Türkiye’nin Aydın Sorunu

Bu yazıdaki kimi saptamaların pek çok kişiye ters geleceğini öngörebiliyorum. Türkiye’nin son 15 yılına açık şekilde damga vuran gerici anlayışın aydınları bunalttığının da farkındayım. Ama, bu koşullar altında da olsa özeleştiriyi kaçınılmaz buluyorum.


Her şeyden önce biz aydınların halkı küçümsemeye, aşağılamaya ve dışlamaya hakkımız olmadığını vurgulamak isterim. Unutulmamalı ki; geçen yüzyılın ilk çeyreğinde emperyalizme Atatürk önerliğinde unutamayacağı bir ders veren Türk halkı bugünkünden daha gelişmiş değildi. Halkla bütünleşme olamıyorsa bile halktan kopmama önemini bugün de koruyor. Atatürk’ün çevresine topladığı bir avuç aydınla verdiği savaşımı o zamanın Türk halkının yüzde kaçı anlamış olabilir? Eşsiz önderlikle birleşen halkla bütünleşme bu ve benzeri soruları önemsiz kılmıştır.


Son günlerde rastlanan bir kaç aydın tutumuyla sürdürelim!


İktidarın gerici ve baskıcı tutumundan yaka silkenlerin bu örnekleri göz önüne almalarında yarar var.


İktidarın İskilipli Atıf Hoca ve Mustafa Sabri aşkından yakınanların Seyyit Rıza sevgisine ne demeli? Türkiye’yi yönetenler bile Atatürk’e sarılmak zorunda kalmışken bu tutku nasıl açıklanmalı? Bırakınız yüceltilmeyi ve güzellenmeyi adı anılmaya değmeyecek bir ortaçağ artığının idolleştirilmesi zorlamaları üzerinde düşünülmeye ve konuşulmaya değer olmalıdır. Cumhuriyet’in Tuncelisi bir yana bırakılarak karanlık çağın Dersim’iyle avunmak, yok olup gitmiş bir adı diriltmeye çalışmak Osmanlıcılıktan ne denli farklı bir yaklaşım biçimi olabilir?


Güncel bir başka örnek NATO üzerinedir!


NATO’nun Türkiye ve Atatürk düşmanlığı bu kadar açıklıkla ortaya çıkmışken ve NATO gibi anlamsız, gereksiz ve zararlı bir örgütten çıkma fırsatı doğmuşken aydınlarımızın söylemleri akıl alacak gibi değildir.


Birisine göre NATO her şeye karşın gerekli bir örgütmüş. Türkiye bunun dışında kalamazmış. Bir başkasının kaygısı çok daha ibretlik. NATO’dan çıkarsak daha kötüsüne tutulurmuşuz. “Ölümü gösterip hastalığa razı etmek” böyle bir şey olsa gerek.

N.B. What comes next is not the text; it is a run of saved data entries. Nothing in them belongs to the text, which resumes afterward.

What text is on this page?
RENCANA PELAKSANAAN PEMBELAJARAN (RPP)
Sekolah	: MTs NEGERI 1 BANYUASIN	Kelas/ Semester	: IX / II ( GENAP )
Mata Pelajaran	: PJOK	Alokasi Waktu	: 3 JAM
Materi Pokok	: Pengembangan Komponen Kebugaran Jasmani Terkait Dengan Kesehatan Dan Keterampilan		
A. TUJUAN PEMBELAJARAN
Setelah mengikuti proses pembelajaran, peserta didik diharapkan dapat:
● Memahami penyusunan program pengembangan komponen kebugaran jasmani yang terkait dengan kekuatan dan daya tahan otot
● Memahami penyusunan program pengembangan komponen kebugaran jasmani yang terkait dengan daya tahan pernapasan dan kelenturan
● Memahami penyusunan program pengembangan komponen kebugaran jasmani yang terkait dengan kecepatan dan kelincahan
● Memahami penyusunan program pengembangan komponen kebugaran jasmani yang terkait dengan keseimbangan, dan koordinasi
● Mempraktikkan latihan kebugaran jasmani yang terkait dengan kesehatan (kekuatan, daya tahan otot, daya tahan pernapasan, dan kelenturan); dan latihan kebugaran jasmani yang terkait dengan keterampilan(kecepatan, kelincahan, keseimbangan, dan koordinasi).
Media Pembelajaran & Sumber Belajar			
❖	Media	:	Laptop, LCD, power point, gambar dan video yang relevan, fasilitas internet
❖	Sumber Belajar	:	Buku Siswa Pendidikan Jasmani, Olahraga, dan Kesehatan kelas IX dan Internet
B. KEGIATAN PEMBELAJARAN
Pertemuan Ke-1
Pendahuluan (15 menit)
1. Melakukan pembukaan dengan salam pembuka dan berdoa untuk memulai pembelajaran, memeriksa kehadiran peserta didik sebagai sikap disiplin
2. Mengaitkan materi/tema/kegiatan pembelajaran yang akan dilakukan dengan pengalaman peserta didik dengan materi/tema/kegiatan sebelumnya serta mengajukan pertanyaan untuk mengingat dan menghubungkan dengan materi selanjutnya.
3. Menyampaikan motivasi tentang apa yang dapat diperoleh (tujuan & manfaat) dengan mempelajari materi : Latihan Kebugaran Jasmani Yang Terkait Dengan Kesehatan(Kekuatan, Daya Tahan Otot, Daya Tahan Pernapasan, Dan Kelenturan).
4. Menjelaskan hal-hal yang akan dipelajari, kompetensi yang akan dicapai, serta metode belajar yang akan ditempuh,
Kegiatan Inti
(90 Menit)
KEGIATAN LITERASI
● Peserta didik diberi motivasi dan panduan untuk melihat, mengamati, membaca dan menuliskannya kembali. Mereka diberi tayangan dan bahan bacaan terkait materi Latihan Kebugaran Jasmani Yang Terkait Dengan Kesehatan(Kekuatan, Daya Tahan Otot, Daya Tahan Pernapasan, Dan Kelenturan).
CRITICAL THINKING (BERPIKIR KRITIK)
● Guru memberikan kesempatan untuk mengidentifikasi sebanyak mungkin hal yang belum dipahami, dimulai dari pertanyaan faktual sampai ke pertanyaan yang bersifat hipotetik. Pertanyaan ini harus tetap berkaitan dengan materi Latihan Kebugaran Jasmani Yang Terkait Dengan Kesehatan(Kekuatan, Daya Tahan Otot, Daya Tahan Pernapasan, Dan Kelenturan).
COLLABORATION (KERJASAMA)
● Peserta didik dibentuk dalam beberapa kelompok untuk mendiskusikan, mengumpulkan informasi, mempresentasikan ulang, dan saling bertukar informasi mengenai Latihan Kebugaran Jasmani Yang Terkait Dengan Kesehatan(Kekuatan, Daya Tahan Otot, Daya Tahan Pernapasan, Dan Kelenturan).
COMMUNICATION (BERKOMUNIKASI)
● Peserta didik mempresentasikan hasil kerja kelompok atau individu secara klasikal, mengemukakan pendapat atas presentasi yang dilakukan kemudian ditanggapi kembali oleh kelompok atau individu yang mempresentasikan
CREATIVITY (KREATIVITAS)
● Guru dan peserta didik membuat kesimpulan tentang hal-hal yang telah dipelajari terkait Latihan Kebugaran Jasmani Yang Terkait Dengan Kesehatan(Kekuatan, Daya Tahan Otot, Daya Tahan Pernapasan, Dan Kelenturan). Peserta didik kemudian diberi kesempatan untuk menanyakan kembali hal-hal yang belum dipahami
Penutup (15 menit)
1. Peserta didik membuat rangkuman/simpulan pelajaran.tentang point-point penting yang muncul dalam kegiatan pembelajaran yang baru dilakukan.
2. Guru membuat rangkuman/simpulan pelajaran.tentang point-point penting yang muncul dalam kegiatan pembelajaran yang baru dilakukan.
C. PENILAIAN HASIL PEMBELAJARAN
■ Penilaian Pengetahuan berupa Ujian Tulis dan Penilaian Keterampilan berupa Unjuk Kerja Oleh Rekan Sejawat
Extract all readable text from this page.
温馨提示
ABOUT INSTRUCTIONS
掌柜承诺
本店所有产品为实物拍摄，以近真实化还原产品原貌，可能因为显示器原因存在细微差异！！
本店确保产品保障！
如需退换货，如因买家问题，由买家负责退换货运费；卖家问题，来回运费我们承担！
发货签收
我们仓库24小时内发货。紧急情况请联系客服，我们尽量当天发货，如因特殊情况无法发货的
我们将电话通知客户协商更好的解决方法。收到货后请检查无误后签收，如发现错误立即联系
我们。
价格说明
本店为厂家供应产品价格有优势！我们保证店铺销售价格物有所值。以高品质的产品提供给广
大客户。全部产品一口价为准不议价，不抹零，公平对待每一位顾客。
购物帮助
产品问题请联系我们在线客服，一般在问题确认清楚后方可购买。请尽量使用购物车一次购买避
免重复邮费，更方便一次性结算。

Aydın savrukluğunun geldiği bu noktada Attilâ İlhan’ı saygıyla anmanın sırasıdır. Her sözü ve yazısıyla doğruları çekinmeksizin söyleyen, düşüncelerini falanca ne der, filanca nasıl karşılar türünden korkulara kurban etmeksizin açığa vuran parolası vatan, işareti namus olan büyük usta gettolaşmanın sakıncalarına ve çıkmazlarına hemen her fırsatta sayısız kez değinmişti.


Ordumuzdan, aydınımıza uzanan geniş bir yelpazede ülkemizin aydınlık yüzlerinin gettolaşmaya kurban gitmekte olduğunu; bu tutum değiştirilmezse daha büyük sorunların kapıda olduğunu her fırsatta yineledi durdu Attila İlhan sağlığında. Yokluğunda o saptamaları bir kez daha okunmalı!

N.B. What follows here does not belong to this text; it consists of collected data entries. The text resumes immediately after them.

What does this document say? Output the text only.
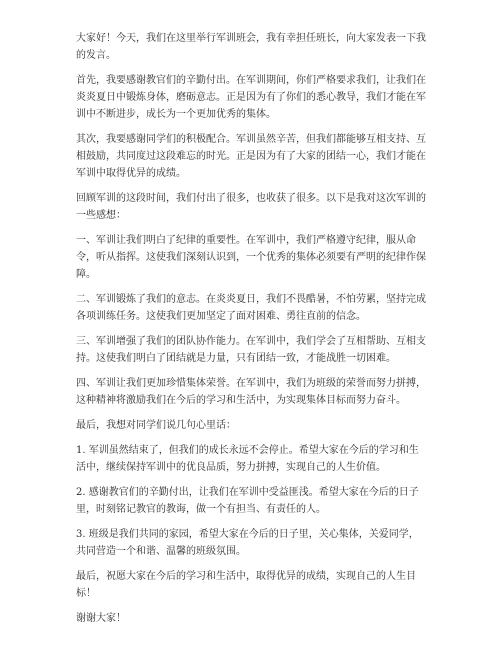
大家好！今天，我们在这里举行军训班会，我有幸担任班长，向大家发表一下我的发言。

首先，我要感谢教官们的辛勤付出。在军训期间，你们严格要求我们，让我们在炎炎夏日中锻炼身体，磨砺意志。正是因为有了你们的悉心教导，我们才能在军训中不断进步，成长为一个更加优秀的集体。

其次，我要感谢同学们的积极配合。军训虽然辛苦，但我们都能够互相支持、互相鼓励，共同度过这段难忘的时光。正是因为有了大家的团结一心，我们才能在军训中取得优异的成绩。

回顾军训的这段时间，我们付出了很多，也收获了很多。以下是我对这次军训的一些感想：

一、军训让我们明白了纪律的重要性。在军训中，我们严格遵守纪律，服从命令，听从指挥。这使我们深刻认识到，一个优秀的集体必须要有严明的纪律作保障。

二、军训锻炼了我们的意志。在炎炎夏日，我们不畏酷暑，不怕劳累，坚持完成各项训练任务。这使我们更加坚定了面对困难、勇往直前的信念。

三、军训增强了我们的团队协作能力。在军训中，我们学会了互相帮助、互相支持。这使我们明白了团结就是力量，只有团结一致，才能战胜一切困难。

四、军训让我们更加珍惜集体荣誉。在军训中，我们为班级的荣誉而努力拼搏，这种精神将激励我们在今后的学习和生活中，为实现集体目标而努力奋斗。

最后，我想对同学们说几句心里话：

1. 军训虽然结束了，但我们的成长永远不会停止。希望大家在今后的学习和生活中，继续保持军训中的优良品质，努力拼搏，实现自己的人生价值。

2. 感谢教官们的辛勤付出，让我们在军训中受益匪浅。希望大家在今后的日子里，时刻铭记教官的教诲，做一个有担当、有责任的人。

3. 班级是我们共同的家园，希望大家在今后的日子里，关心集体，关爱同学，共同营造一个和谐、温馨的班级氛围。

最后，祝愿大家在今后的学习和生活中，取得优异的成绩，实现自己的人生目标！

谢谢大家！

Türkiye, Cumhuriyet projesinden geri adım attığı ve bu olumsuz tutumu 3 çeyrek yüzyıldır inatla sürdürdüğü için eğitimsiz ve umarsız insan yığınlarının yurdu oldu. Kuşku götürmeyecek bir gerçektir bu!


Böyle bir topluma Seyyit Rıza’yı baştacı edenler mi, Tunceli’yi Dersim yapmak isteyenler mi yoksa NATO’dan çıkarsak başımıza daha büyük dertler açılır diyebilen korkaklık ve kişiliksizlik mi önderlik edecek?


İşte bu nedenle Türkiye’nin cahil ve eğitimsiz yığınları kadar aydınlarıyla sorunu vardır!


Ve belki de bu sorunu çok daha yakıcıdır!


Türkiye Seyyit Rıza’yla, Dersimcilikle ve NATO’culukla esenliğe çıkamaz!


Türkiye, aydın karanlığını yırtmadıkça günyüzü göremez!